Along with the scheduling pressure to put shows into unusual time slots, came pressure to compress gaps between shows so more performances could be crammed in at the start or end of the day. Digital was also becoming a thing (we’d had a few digital projectors at Glendale) and those projectors needed less reset time between shows. Mother’s Day of that year was led by a documentary film about baby animals. We were selling out. Anticipating crowds, Cletus scheduled those shows with 20-minute gaps in between instead of the 40-minute defaults.

Now, Sherman Oaks didn’t have all digital projectors. Those shows ran mostly on film, those projectors took time to properly clean and reset, and at bigger buildings not a day goes by where those 40-minute film gaps create the room necessary to recover from a crisis without it hurting the business. But yeah, the digital benefit was still used to justify the film change. And sure enough, the Baby film snagged during one of the matinees. Caused the affected show to run 10-15 minutes long so the snag could be corrected, so we had one sold-out crowd walking out the door right when the next sold-out show was supposed to be starting. The dominoes that toppled from that schedule pissed off HUNDREDS of customers that day.

At the time we had to record these little video diary entries at the end of each shift. The corporate office was trying to get a sense for why Sherman Oaks was running so poorly, and email wasn’t doing it for them anymore, They wanted to hear our voices and read our body language as we were speaking for the different needs of the operation. When I recorded my video that day I asked who was speaking for the needs of our customers? Because I’d just helped hundreds whom we’d just treated like sardines on a subway.

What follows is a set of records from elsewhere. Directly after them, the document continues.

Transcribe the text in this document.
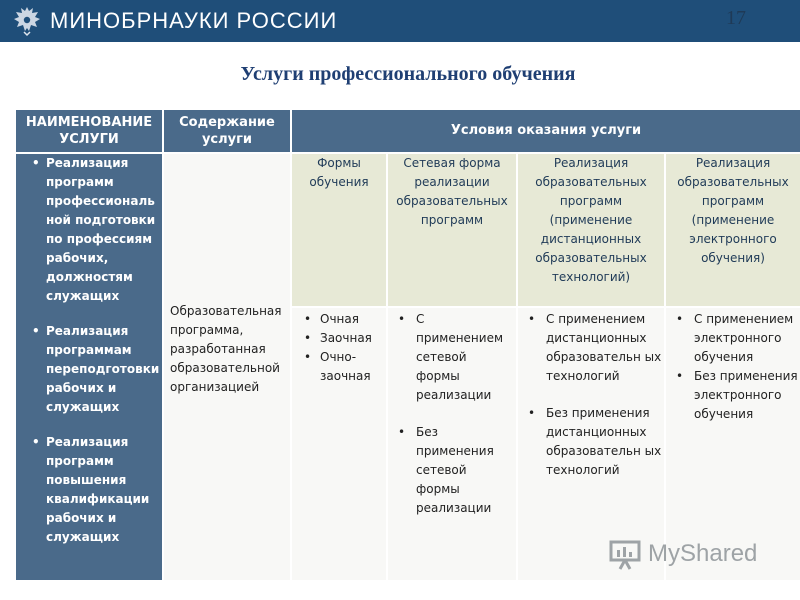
МИНОБРНАУКИ РОССИИ	17
Услуги профессионального обучения
НАИМЕНОВАНИЕ УСЛУГИ
Содержание услуги
Условия оказания услуги
• Реализация программ профессиональ ной подготовки по профессиям рабочих, должностям служащих
• Реализация программам переподготовки рабочих и служащих
• Реализация программ повышения квалификации рабочих и служащих
Образовательная программа, разработанная образовательной организацией
Формы обучения
Сетевая форма реализации образовательных программ
Реализация образовательных программ (применение дистанционных образовательных технологий)
Реализация образовательных программ (применение электронного обучения)
• Очная
• Заочная
• Очно-заочная
• С применением сетевой формы реализации
• Без применения сетевой формы реализации
• С применением дистанционных образовательн ых технологий
• Без применения дистанционных образовательн ых технологий
• С применением электронного обучения
• Без применения электронного обучения
MyShared
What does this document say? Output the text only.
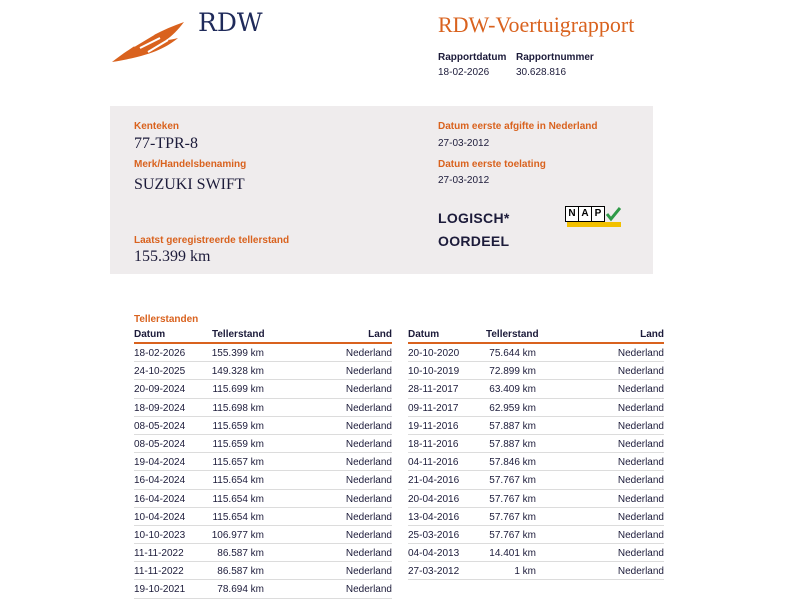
RDW	RDW-Voertuigrapport
Rapportdatum
18-02-2026
Rapportnummer
30.628.816
Kenteken
77-TPR-8
Merk/Handelsbenaming
SUZUKI SWIFT
Laatst geregistreerde tellerstand
155.399 km
Datum eerste afgifte in Nederland
27-03-2012
Datum eerste toelating
27-03-2012
LOGISCH*
OORDEEL
N A P
Tellerstanden
Datum	Tellerstand	Land
18-02-2026	155.399 km	Nederland
24-10-2025	149.328 km	Nederland
20-09-2024	115.699 km	Nederland
18-09-2024	115.698 km	Nederland
08-05-2024	115.659 km	Nederland
08-05-2024	115.659 km	Nederland
19-04-2024	115.657 km	Nederland
16-04-2024	115.654 km	Nederland
16-04-2024	115.654 km	Nederland
10-04-2024	115.654 km	Nederland
10-10-2023	106.977 km	Nederland
11-11-2022	86.587 km	Nederland
11-11-2022	86.587 km	Nederland
19-10-2021	78.694 km	Nederland
Datum	Tellerstand	Land
20-10-2020	75.644 km	Nederland
10-10-2019	72.899 km	Nederland
28-11-2017	63.409 km	Nederland
09-11-2017	62.959 km	Nederland
19-11-2016	57.887 km	Nederland
18-11-2016	57.887 km	Nederland
04-11-2016	57.846 km	Nederland
21-04-2016	57.767 km	Nederland
20-04-2016	57.767 km	Nederland
13-04-2016	57.767 km	Nederland
25-03-2016	57.767 km	Nederland
04-04-2013	14.401 km	Nederland
27-03-2012	1 km	Nederland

Only to be criticized for not being a team player. For speaking too strongly on behalf of the guest and without due respect to the efforts and feelings of the (supposedly booth-familiar) assclown who wrote the damn schedule in the first place.

The irony is killing me.

But Cletus was the official exemplar. Flash at least wound up quietly leaving AMC after the collateral damage of her hostile work environments. Cletus on the other hand, all along could do no wrong. He went on to the Film office, and GM of one of ArcLight’s headline sites. There was always going to be another Flash, so AMC ultimately was never going to be the place to be. But there was always going to be Cletus, beginning anew every day, assuring that ArcLight had no future for me (or anyone else, turns out) either.